Op-art (skrót od terminu „optical art”), a także spokrewniony z nim trend kinetyczny, zrobiły karierę w latach 60. poprzedniego stulecia – w czasach, kiedy jeszcze wierzono w postęp w sztuce oraz w przydatność naukowych zdobyczy dla artystycznych dziedzin. Animacja abstrakcji
Większość eksponatów w łódzkiej galerii powstała w ostatniej dekadzie, jednak klimat pokazu „Abstrakcja i Kinetyka” przywołuje epokę sprzed 40 laty. Abstrakcja przestała już dawno być awangardą, ba, wychodziła powoli z mody. Ale artyści wierni tej sztuce znaleźli sposoby na jej reanimację – w sensie dosłownym. Ożywili nieprzedstawiające kompozycje. Statyczne obrazy bądź rzeźby wzbogacili o element ruchu.
Niektórzy użyli mechanizmów, poruszających całym obiektem albo detalami; inni ograniczyli się do iluzyjnego ożywiania prac. Op-art rozpanoszył się nie tylko na niwie sztuki „czystej”. Przeniknął do projektowania, do wszystkich dziedzin życia codziennego.
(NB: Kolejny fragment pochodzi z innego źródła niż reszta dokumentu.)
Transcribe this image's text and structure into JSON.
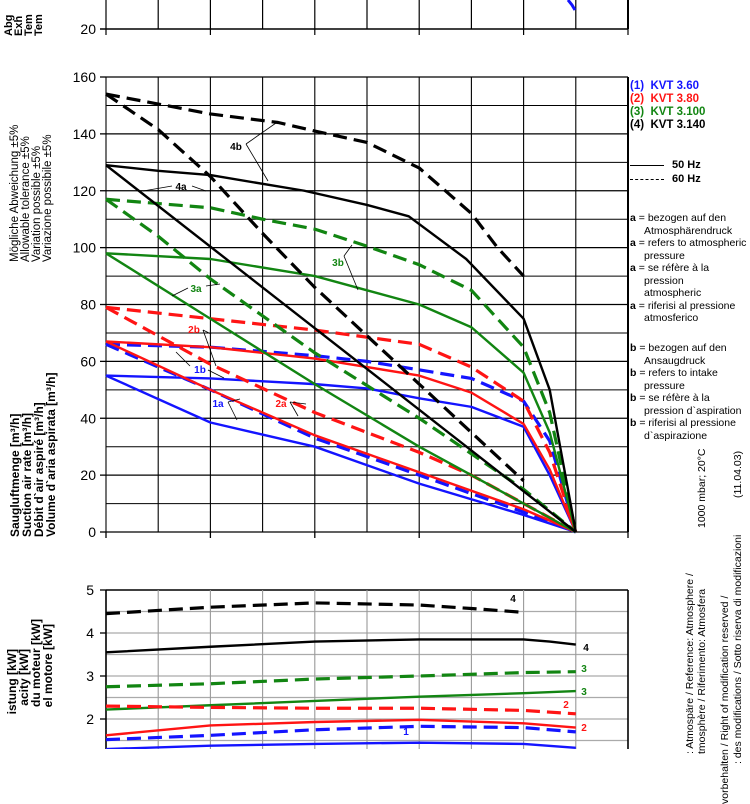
{
  "colors": {
    "1": "#1414ff",
    "2": "#ff1414",
    "3": "#128512",
    "4": "#000000"
  },
  "top_chart": {
    "y_tick": "20",
    "ylabel_lines": [
      "Abg",
      "Exh",
      "Tem",
      "Tem"
    ]
  },
  "legend": {
    "pumps": [
      {
        "num": "(1)",
        "name": "KVT 3.60"
      },
      {
        "num": "(2)",
        "name": "KVT 3.80"
      },
      {
        "num": "(3)",
        "name": "KVT 3.100"
      },
      {
        "num": "(4)",
        "name": "KVT 3.140"
      }
    ],
    "hz50": "50 Hz",
    "hz60": "60 Hz",
    "a_notes": [
      {
        "key": "a",
        "text": "= bezogen auf den",
        "cont": "Atmosphärendruck"
      },
      {
        "key": "a",
        "text": "= refers to atmospheric",
        "cont": "pressure"
      },
      {
        "key": "a",
        "text": "= se réfère à la",
        "cont": "pression",
        "cont2": "atmospheric"
      },
      {
        "key": "a",
        "text": "= riferisi al pressione",
        "cont": "atmosferico"
      }
    ],
    "b_notes": [
      {
        "key": "b",
        "text": "= bezogen auf den",
        "cont": "Ansaugdruck"
      },
      {
        "key": "b",
        "text": "= refers to intake",
        "cont": "pressure"
      },
      {
        "key": "b",
        "text": "= se réfère à la",
        "cont": "pression d`aspiration"
      },
      {
        "key": "b",
        "text": "= riferisi al pressione",
        "cont": "d`aspirazione"
      }
    ]
  },
  "side_notes": {
    "ref_line1": ": Atmospäre / Reference: Atmosphere /",
    "ref_line2": "tmosphère / Riferimento: Atmosfera",
    "ref_value": "1000 mbar; 20°C",
    "mod_line1": "vorbehalten / Right of modification reserved /",
    "mod_line2": ": des modifications / Sotto riserva di modificazioni",
    "date": "(11.04.03)"
  },
  "chart_data": [
    {
      "type": "line",
      "title": "",
      "ylabel_lines": [
        "Saugluftmenge [m³/h]",
        "Suction air rate [m³/h]",
        "Débit d`air aspiré [m³/h]",
        "Volume d`aria aspirata [m³/h]"
      ],
      "tolerance_lines": [
        "Mögliche Abweichung ±5%",
        "Allowable tolerance ±5%",
        "Variation possible ±5%",
        "Variazione possibile ±5%"
      ],
      "xlabel": "",
      "xlim": [
        0,
        10
      ],
      "ylim": [
        0,
        160
      ],
      "y_ticks": [
        "0",
        "20",
        "40",
        "60",
        "80",
        "100",
        "120",
        "140",
        "160"
      ],
      "grid": true,
      "legend": "right",
      "series": [
        {
          "label": "1a",
          "pump": "1",
          "freq": "50 Hz",
          "x": [
            0,
            2,
            4,
            6,
            8,
            9
          ],
          "y": [
            55,
            38.5,
            30,
            17,
            6,
            0
          ]
        },
        {
          "label": "1b",
          "pump": "1",
          "freq": "50 Hz",
          "x": [
            0,
            2,
            4,
            5,
            6,
            7,
            8,
            8.5,
            9
          ],
          "y": [
            55,
            54,
            52,
            50.5,
            47,
            44,
            37,
            20,
            0
          ]
        },
        {
          "label": "1a",
          "pump": "1",
          "freq": "60 Hz",
          "x": [
            0,
            2,
            4,
            6,
            8,
            9
          ],
          "y": [
            66,
            50,
            33,
            20,
            7,
            0
          ]
        },
        {
          "label": "1b",
          "pump": "1",
          "freq": "60 Hz",
          "x": [
            0,
            2,
            4,
            5,
            6,
            7,
            8,
            8.5,
            9
          ],
          "y": [
            66,
            65,
            62,
            60,
            57,
            54,
            46,
            32,
            0
          ]
        },
        {
          "label": "2a",
          "pump": "2",
          "freq": "50 Hz",
          "x": [
            0,
            2,
            4,
            6,
            8,
            9
          ],
          "y": [
            67,
            50,
            34,
            21,
            8,
            0
          ]
        },
        {
          "label": "2b",
          "pump": "2",
          "freq": "50 Hz",
          "x": [
            0,
            2,
            4,
            6,
            7,
            8,
            8.5,
            9
          ],
          "y": [
            67,
            65,
            61,
            55,
            49,
            38,
            22,
            0
          ]
        },
        {
          "label": "2a",
          "pump": "2",
          "freq": "60 Hz",
          "x": [
            0,
            2,
            4,
            6,
            7,
            8,
            9
          ],
          "y": [
            79,
            59,
            42,
            28,
            20,
            10,
            0
          ]
        },
        {
          "label": "2b",
          "pump": "2",
          "freq": "60 Hz",
          "x": [
            0,
            2,
            4,
            6,
            7,
            8,
            8.5,
            9
          ],
          "y": [
            79,
            75,
            71,
            66,
            58,
            46,
            28,
            0
          ]
        },
        {
          "label": "3a",
          "pump": "3",
          "freq": "50 Hz",
          "x": [
            0,
            2,
            4,
            6,
            8,
            9
          ],
          "y": [
            98,
            75,
            52,
            30,
            10,
            0
          ]
        },
        {
          "label": "3b",
          "pump": "3",
          "freq": "50 Hz",
          "x": [
            0,
            2,
            4,
            5,
            6,
            7,
            8,
            8.5,
            9
          ],
          "y": [
            98,
            96,
            90,
            85,
            80,
            72,
            56,
            35,
            0
          ]
        },
        {
          "label": "3a",
          "pump": "3",
          "freq": "60 Hz",
          "x": [
            0,
            1,
            2,
            4,
            6,
            8,
            9
          ],
          "y": [
            117,
            104,
            89,
            63,
            40,
            15,
            0
          ]
        },
        {
          "label": "3b",
          "pump": "3",
          "freq": "60 Hz",
          "x": [
            0,
            2,
            3,
            4,
            5,
            6,
            7,
            8,
            8.5,
            9
          ],
          "y": [
            117,
            114,
            110,
            106.5,
            100.5,
            94,
            85,
            65,
            42,
            0
          ]
        },
        {
          "label": "4a",
          "pump": "4",
          "freq": "50 Hz",
          "x": [
            0,
            9
          ],
          "y": [
            129,
            0
          ]
        },
        {
          "label": "4b",
          "pump": "4",
          "freq": "50 Hz",
          "x": [
            0,
            1,
            2,
            3.8,
            5,
            5.8,
            6.9,
            8,
            8.5,
            9
          ],
          "y": [
            129,
            127,
            125.5,
            120,
            115,
            111,
            96,
            75,
            50,
            0
          ]
        },
        {
          "label": "4a",
          "pump": "4",
          "freq": "60 Hz",
          "x": [
            0,
            1,
            2,
            3,
            4,
            6,
            8
          ],
          "y": [
            154,
            141.5,
            125,
            105,
            86,
            52,
            18
          ]
        },
        {
          "label": "4b",
          "pump": "4",
          "freq": "60 Hz",
          "x": [
            0,
            1,
            2,
            3.3,
            4,
            5,
            6,
            7,
            7.5,
            8
          ],
          "y": [
            154,
            150.5,
            147,
            144,
            141,
            137,
            128,
            112,
            100,
            90
          ]
        }
      ]
    },
    {
      "type": "line",
      "title": "",
      "ylabel_lines": [
        "istung [kW]",
        "acity [kW]",
        "du moteur [kW]",
        "el motore [kW]"
      ],
      "xlim": [
        0,
        10
      ],
      "ylim": [
        1,
        5
      ],
      "y_ticks": [
        "2",
        "3",
        "4",
        "5"
      ],
      "grid": true,
      "series": [
        {
          "label": "4",
          "pump": "4",
          "freq": "60 Hz",
          "x": [
            0,
            2,
            4,
            6,
            7,
            8
          ],
          "y": [
            4.45,
            4.6,
            4.7,
            4.65,
            4.57,
            4.48
          ]
        },
        {
          "label": "4",
          "pump": "4",
          "freq": "50 Hz",
          "x": [
            0,
            2,
            4,
            6,
            8,
            8.5,
            9
          ],
          "y": [
            3.55,
            3.68,
            3.8,
            3.85,
            3.85,
            3.8,
            3.73
          ]
        },
        {
          "label": "3",
          "pump": "3",
          "freq": "60 Hz",
          "x": [
            0,
            2,
            4,
            6,
            8,
            9
          ],
          "y": [
            2.75,
            2.82,
            2.93,
            3.0,
            3.08,
            3.1
          ]
        },
        {
          "label": "3",
          "pump": "3",
          "freq": "50 Hz",
          "x": [
            0,
            2,
            4,
            6,
            8,
            9
          ],
          "y": [
            2.22,
            2.32,
            2.42,
            2.52,
            2.6,
            2.65
          ]
        },
        {
          "label": "2",
          "pump": "2",
          "freq": "60 Hz",
          "x": [
            0,
            2,
            4,
            6,
            8,
            9
          ],
          "y": [
            2.3,
            2.27,
            2.25,
            2.25,
            2.2,
            2.12
          ]
        },
        {
          "label": "2",
          "pump": "2",
          "freq": "50 Hz",
          "x": [
            0,
            2,
            4,
            6,
            8,
            9
          ],
          "y": [
            1.62,
            1.85,
            1.93,
            1.98,
            1.9,
            1.8
          ]
        },
        {
          "label": "1",
          "pump": "1",
          "freq": "60 Hz",
          "x": [
            0,
            2,
            4,
            6,
            8,
            9
          ],
          "y": [
            1.52,
            1.62,
            1.75,
            1.83,
            1.8,
            1.7
          ]
        },
        {
          "label": "1",
          "pump": "1",
          "freq": "50 Hz",
          "x": [
            0,
            2,
            4,
            6,
            8,
            9
          ],
          "y": [
            1.3,
            1.38,
            1.42,
            1.45,
            1.42,
            1.33
          ]
        }
      ]
    }
  ]
}
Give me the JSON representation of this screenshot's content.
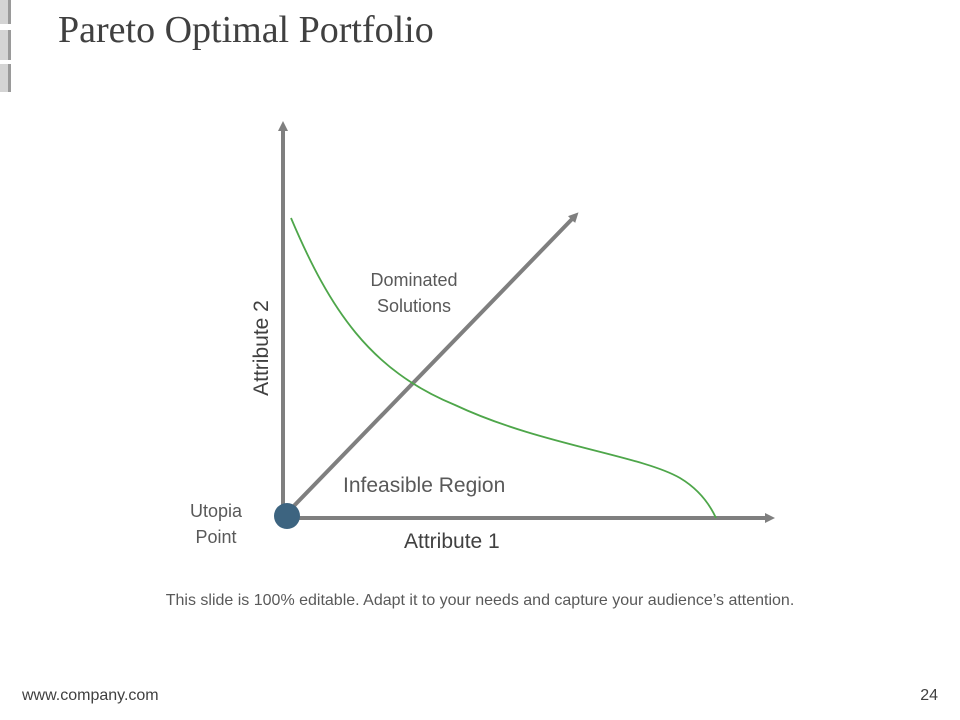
{
  "slide": {
    "title": "Pareto Optimal Portfolio",
    "caption": "This slide is 100% editable. Adapt it to your needs and capture your audience’s attention.",
    "footer_url": "www.company.com",
    "page_number": "24"
  },
  "diagram": {
    "x_axis_label": "Attribute 1",
    "y_axis_label": "Attribute 2",
    "dominated_label_line1": "Dominated",
    "dominated_label_line2": "Solutions",
    "infeasible_label": "Infeasible Region",
    "utopia_label_line1": "Utopia",
    "utopia_label_line2": "Point",
    "colors": {
      "axis": "#7f7f7f",
      "curve": "#4ea64a",
      "utopia_point": "#3d6480",
      "text": "#595959"
    }
  }
}
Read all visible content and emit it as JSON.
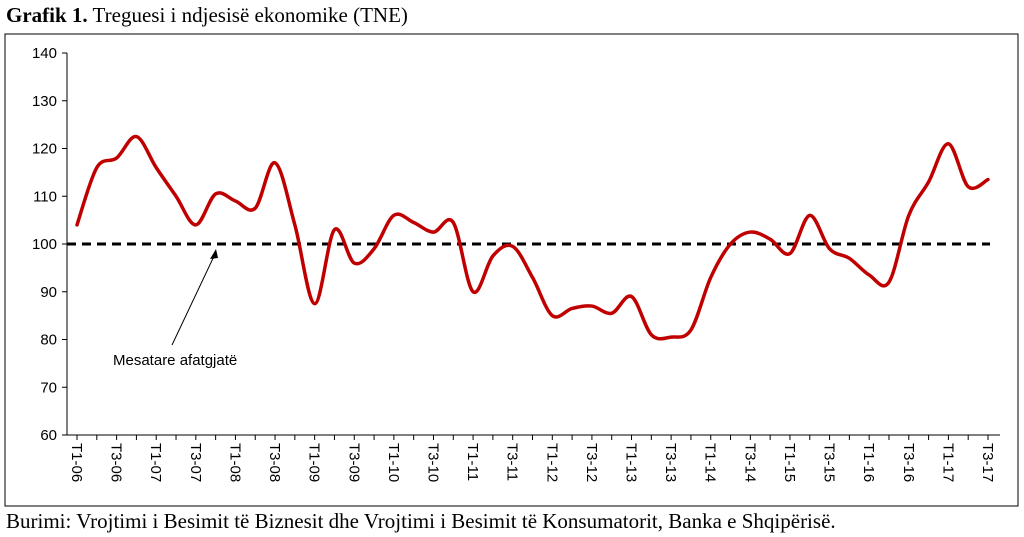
{
  "chart_data": {
    "type": "line",
    "title_label": "Grafik 1.",
    "title": "Treguesi i ndjesisë ekonomike (TNE)",
    "source": "Burimi: Vrojtimi i Besimit të Biznesit dhe Vrojtimi i Besimit të Konsumatorit, Banka e Shqipërisë.",
    "categories": [
      "T1-06",
      null,
      "T3-06",
      null,
      "T1-07",
      null,
      "T3-07",
      null,
      "T1-08",
      null,
      "T3-08",
      null,
      "T1-09",
      null,
      "T3-09",
      null,
      "T1-10",
      null,
      "T3-10",
      null,
      "T1-11",
      null,
      "T3-11",
      null,
      "T1-12",
      null,
      "T3-12",
      null,
      "T1-13",
      null,
      "T3-13",
      null,
      "T1-14",
      null,
      "T3-14",
      null,
      "T1-15",
      null,
      "T3-15",
      null,
      "T1-16",
      null,
      "T3-16",
      null,
      "T1-17",
      null,
      "T3-17"
    ],
    "values": [
      104,
      116,
      118,
      122.5,
      116,
      110,
      104,
      110.5,
      109,
      107.5,
      117,
      104,
      87.5,
      103,
      96,
      99,
      106,
      104.5,
      102.5,
      104.5,
      90,
      97.5,
      99.5,
      93,
      85,
      86.5,
      87,
      85.5,
      89,
      81,
      80.5,
      82,
      93,
      100,
      102.5,
      101,
      98,
      106,
      99,
      97,
      93.5,
      92,
      106,
      113,
      121,
      112,
      113.5
    ],
    "color": "#c00000",
    "reference_line": {
      "value": 100,
      "label": "Mesatare afatgjatë"
    },
    "ylim": [
      60,
      140
    ],
    "yticks": [
      60,
      70,
      80,
      90,
      100,
      110,
      120,
      130,
      140
    ],
    "grid": false
  }
}
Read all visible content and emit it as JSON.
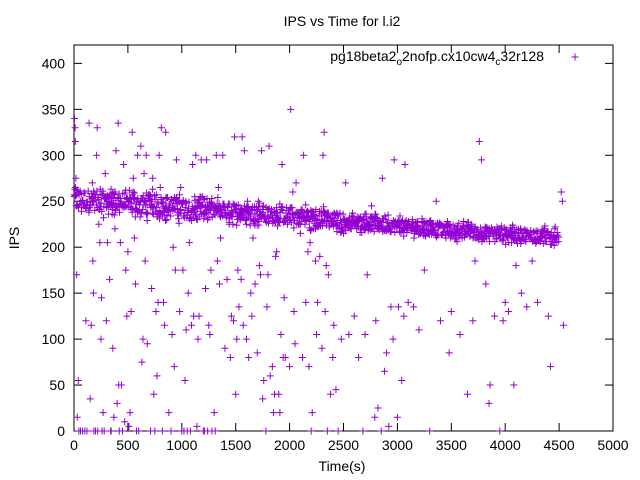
{
  "chart_data": {
    "type": "scatter",
    "title": "IPS vs Time for l.i2",
    "xlabel": "Time(s)",
    "ylabel": "IPS",
    "xlim": [
      0,
      5000
    ],
    "ylim": [
      0,
      420
    ],
    "xticks": [
      "0",
      "500",
      "1000",
      "1500",
      "2000",
      "2500",
      "3000",
      "3500",
      "4000",
      "4500",
      "5000"
    ],
    "yticks": [
      "0",
      "50",
      "100",
      "150",
      "200",
      "250",
      "300",
      "350",
      "400"
    ],
    "grid": false,
    "legend_position": "top-right",
    "series": [
      {
        "name_parts": [
          "pg18beta2",
          "o",
          "2nofp.cx10cw4",
          "c",
          "32r128"
        ],
        "color": "#9400d3",
        "marker": "plus",
        "x": [],
        "y": []
      }
    ],
    "main_band": [
      [
        0,
        252
      ],
      [
        500,
        248
      ],
      [
        1000,
        243
      ],
      [
        1500,
        238
      ],
      [
        2000,
        235
      ],
      [
        2500,
        228
      ],
      [
        3000,
        223
      ],
      [
        3500,
        218
      ],
      [
        4000,
        214
      ],
      [
        4450,
        212
      ]
    ],
    "points": [
      [
        5,
        340
      ],
      [
        10,
        330
      ],
      [
        12,
        315
      ],
      [
        18,
        275
      ],
      [
        20,
        245
      ],
      [
        25,
        170
      ],
      [
        30,
        15
      ],
      [
        40,
        55
      ],
      [
        45,
        0
      ],
      [
        60,
        0
      ],
      [
        80,
        0
      ],
      [
        100,
        0
      ],
      [
        110,
        120
      ],
      [
        120,
        0
      ],
      [
        140,
        335
      ],
      [
        150,
        35
      ],
      [
        160,
        115
      ],
      [
        170,
        270
      ],
      [
        175,
        185
      ],
      [
        180,
        150
      ],
      [
        185,
        0
      ],
      [
        200,
        0
      ],
      [
        210,
        300
      ],
      [
        215,
        330
      ],
      [
        220,
        0
      ],
      [
        230,
        225
      ],
      [
        240,
        205
      ],
      [
        250,
        100
      ],
      [
        255,
        145
      ],
      [
        260,
        0
      ],
      [
        270,
        20
      ],
      [
        280,
        0
      ],
      [
        290,
        280
      ],
      [
        300,
        120
      ],
      [
        310,
        205
      ],
      [
        320,
        255
      ],
      [
        330,
        165
      ],
      [
        340,
        0
      ],
      [
        345,
        0
      ],
      [
        360,
        90
      ],
      [
        370,
        15
      ],
      [
        380,
        220
      ],
      [
        390,
        305
      ],
      [
        400,
        30
      ],
      [
        410,
        335
      ],
      [
        415,
        50
      ],
      [
        420,
        0
      ],
      [
        430,
        205
      ],
      [
        440,
        50
      ],
      [
        450,
        0
      ],
      [
        460,
        290
      ],
      [
        470,
        10
      ],
      [
        480,
        175
      ],
      [
        490,
        125
      ],
      [
        500,
        195
      ],
      [
        510,
        5
      ],
      [
        520,
        20
      ],
      [
        530,
        130
      ],
      [
        540,
        325
      ],
      [
        550,
        275
      ],
      [
        560,
        210
      ],
      [
        570,
        160
      ],
      [
        580,
        0
      ],
      [
        590,
        300
      ],
      [
        600,
        0
      ],
      [
        620,
        310
      ],
      [
        630,
        75
      ],
      [
        640,
        100
      ],
      [
        650,
        280
      ],
      [
        660,
        185
      ],
      [
        670,
        300
      ],
      [
        680,
        95
      ],
      [
        700,
        255
      ],
      [
        710,
        0
      ],
      [
        720,
        155
      ],
      [
        730,
        275
      ],
      [
        740,
        40
      ],
      [
        750,
        0
      ],
      [
        760,
        130
      ],
      [
        770,
        60
      ],
      [
        780,
        140
      ],
      [
        790,
        300
      ],
      [
        800,
        265
      ],
      [
        810,
        330
      ],
      [
        820,
        0
      ],
      [
        830,
        140
      ],
      [
        840,
        115
      ],
      [
        850,
        325
      ],
      [
        860,
        230
      ],
      [
        880,
        20
      ],
      [
        900,
        0
      ],
      [
        910,
        105
      ],
      [
        920,
        200
      ],
      [
        930,
        70
      ],
      [
        940,
        175
      ],
      [
        950,
        295
      ],
      [
        960,
        250
      ],
      [
        980,
        130
      ],
      [
        990,
        265
      ],
      [
        1000,
        0
      ],
      [
        1010,
        175
      ],
      [
        1020,
        0
      ],
      [
        1030,
        55
      ],
      [
        1040,
        110
      ],
      [
        1050,
        0
      ],
      [
        1060,
        150
      ],
      [
        1070,
        205
      ],
      [
        1080,
        0
      ],
      [
        1090,
        115
      ],
      [
        1100,
        290
      ],
      [
        1110,
        125
      ],
      [
        1120,
        255
      ],
      [
        1130,
        300
      ],
      [
        1140,
        5
      ],
      [
        1150,
        100
      ],
      [
        1160,
        125
      ],
      [
        1170,
        255
      ],
      [
        1180,
        295
      ],
      [
        1200,
        0
      ],
      [
        1210,
        0
      ],
      [
        1220,
        155
      ],
      [
        1230,
        295
      ],
      [
        1240,
        0
      ],
      [
        1250,
        115
      ],
      [
        1260,
        105
      ],
      [
        1270,
        175
      ],
      [
        1280,
        0
      ],
      [
        1300,
        20
      ],
      [
        1310,
        0
      ],
      [
        1320,
        300
      ],
      [
        1330,
        185
      ],
      [
        1340,
        265
      ],
      [
        1350,
        160
      ],
      [
        1360,
        210
      ],
      [
        1380,
        300
      ],
      [
        1400,
        90
      ],
      [
        1420,
        165
      ],
      [
        1440,
        225
      ],
      [
        1450,
        80
      ],
      [
        1460,
        125
      ],
      [
        1480,
        120
      ],
      [
        1490,
        320
      ],
      [
        1500,
        40
      ],
      [
        1510,
        100
      ],
      [
        1520,
        175
      ],
      [
        1530,
        135
      ],
      [
        1550,
        165
      ],
      [
        1560,
        320
      ],
      [
        1570,
        115
      ],
      [
        1580,
        305
      ],
      [
        1600,
        100
      ],
      [
        1610,
        250
      ],
      [
        1620,
        80
      ],
      [
        1640,
        150
      ],
      [
        1650,
        125
      ],
      [
        1660,
        210
      ],
      [
        1680,
        160
      ],
      [
        1700,
        85
      ],
      [
        1710,
        250
      ],
      [
        1720,
        180
      ],
      [
        1730,
        170
      ],
      [
        1740,
        305
      ],
      [
        1750,
        35
      ],
      [
        1760,
        55
      ],
      [
        1780,
        0
      ],
      [
        1790,
        135
      ],
      [
        1800,
        170
      ],
      [
        1810,
        310
      ],
      [
        1820,
        60
      ],
      [
        1840,
        70
      ],
      [
        1850,
        20
      ],
      [
        1860,
        40
      ],
      [
        1870,
        190
      ],
      [
        1880,
        195
      ],
      [
        1900,
        40
      ],
      [
        1910,
        20
      ],
      [
        1920,
        105
      ],
      [
        1930,
        290
      ],
      [
        1940,
        80
      ],
      [
        1950,
        145
      ],
      [
        1960,
        80
      ],
      [
        1980,
        225
      ],
      [
        2000,
        70
      ],
      [
        2010,
        350
      ],
      [
        2030,
        260
      ],
      [
        2040,
        130
      ],
      [
        2050,
        95
      ],
      [
        2060,
        270
      ],
      [
        2080,
        225
      ],
      [
        2100,
        215
      ],
      [
        2120,
        80
      ],
      [
        2130,
        300
      ],
      [
        2150,
        140
      ],
      [
        2170,
        195
      ],
      [
        2180,
        70
      ],
      [
        2190,
        205
      ],
      [
        2200,
        0
      ],
      [
        2210,
        20
      ],
      [
        2220,
        220
      ],
      [
        2240,
        185
      ],
      [
        2250,
        105
      ],
      [
        2260,
        140
      ],
      [
        2280,
        190
      ],
      [
        2300,
        90
      ],
      [
        2310,
        300
      ],
      [
        2320,
        325
      ],
      [
        2330,
        130
      ],
      [
        2340,
        180
      ],
      [
        2350,
        0
      ],
      [
        2360,
        170
      ],
      [
        2380,
        40
      ],
      [
        2400,
        80
      ],
      [
        2410,
        115
      ],
      [
        2430,
        45
      ],
      [
        2450,
        0
      ],
      [
        2480,
        100
      ],
      [
        2500,
        215
      ],
      [
        2520,
        270
      ],
      [
        2550,
        105
      ],
      [
        2600,
        125
      ],
      [
        2640,
        80
      ],
      [
        2680,
        0
      ],
      [
        2700,
        105
      ],
      [
        2720,
        170
      ],
      [
        2760,
        245
      ],
      [
        2790,
        15
      ],
      [
        2800,
        120
      ],
      [
        2820,
        25
      ],
      [
        2850,
        0
      ],
      [
        2860,
        275
      ],
      [
        2880,
        65
      ],
      [
        2900,
        85
      ],
      [
        2920,
        5
      ],
      [
        2940,
        135
      ],
      [
        2960,
        100
      ],
      [
        2970,
        295
      ],
      [
        3000,
        15
      ],
      [
        3010,
        135
      ],
      [
        3040,
        55
      ],
      [
        3060,
        125
      ],
      [
        3070,
        290
      ],
      [
        3100,
        140
      ],
      [
        3150,
        135
      ],
      [
        3200,
        110
      ],
      [
        3250,
        175
      ],
      [
        3300,
        0
      ],
      [
        3360,
        250
      ],
      [
        3400,
        120
      ],
      [
        3450,
        210
      ],
      [
        3480,
        85
      ],
      [
        3500,
        130
      ],
      [
        3530,
        220
      ],
      [
        3580,
        105
      ],
      [
        3600,
        210
      ],
      [
        3650,
        40
      ],
      [
        3700,
        120
      ],
      [
        3720,
        185
      ],
      [
        3760,
        315
      ],
      [
        3780,
        295
      ],
      [
        3820,
        160
      ],
      [
        3850,
        30
      ],
      [
        3860,
        50
      ],
      [
        3900,
        125
      ],
      [
        3950,
        0
      ],
      [
        3980,
        120
      ],
      [
        4000,
        140
      ],
      [
        4030,
        130
      ],
      [
        4080,
        50
      ],
      [
        4100,
        180
      ],
      [
        4150,
        150
      ],
      [
        4200,
        135
      ],
      [
        4250,
        185
      ],
      [
        4300,
        140
      ],
      [
        4400,
        125
      ],
      [
        4420,
        70
      ],
      [
        4460,
        220
      ],
      [
        4520,
        260
      ],
      [
        4530,
        250
      ],
      [
        4540,
        115
      ]
    ]
  }
}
Bodaj najbardziej charakterystyczne dla pierwszej połowy lat 60. były sukienki i tkaniny (zasłony, obicia, serwetki), zdobne w op-artowskie motywy. Dziś, kiedy na topie jest artystyczny vintage, optyczne zabawy znów się spodobały. Klasycy wizualnych zabaw
W Atlasie prym wiodą artyści z Wenezueli. W tamtym kraju kinetyczna sztuka stała się swego rodzaju narodową specjalnością – jak kiedyś w Polsce plakat. Być może to zasługa Jesusa Rafaela Soto, światowej sławy klasyka abstrakcji, autora gigantycznych ruchomych rzeźb, często prezentowanych w przestrzeni publicznej. Soto zmarł cztery lata temu, w wieku 82 lat.
W Łodzi nie zmieściły się jego monumentalne kreacje – są tylko dwa obrazy, skonstruowane z symetrycznie ułożonych kwadratów i linii prostych. Równie znany jest izraelski mistrz osiadły w Paryżu – Yaakov Agam. Osiemdziesięciolatek. Autor wielkich rzeźbo-obrazów oraz dzieł dla miast (m. in. zaprojektował fontanny w paryskiej dzielnicy La Défanse i na Skwerze Dizengoffa w Tel Awiwie).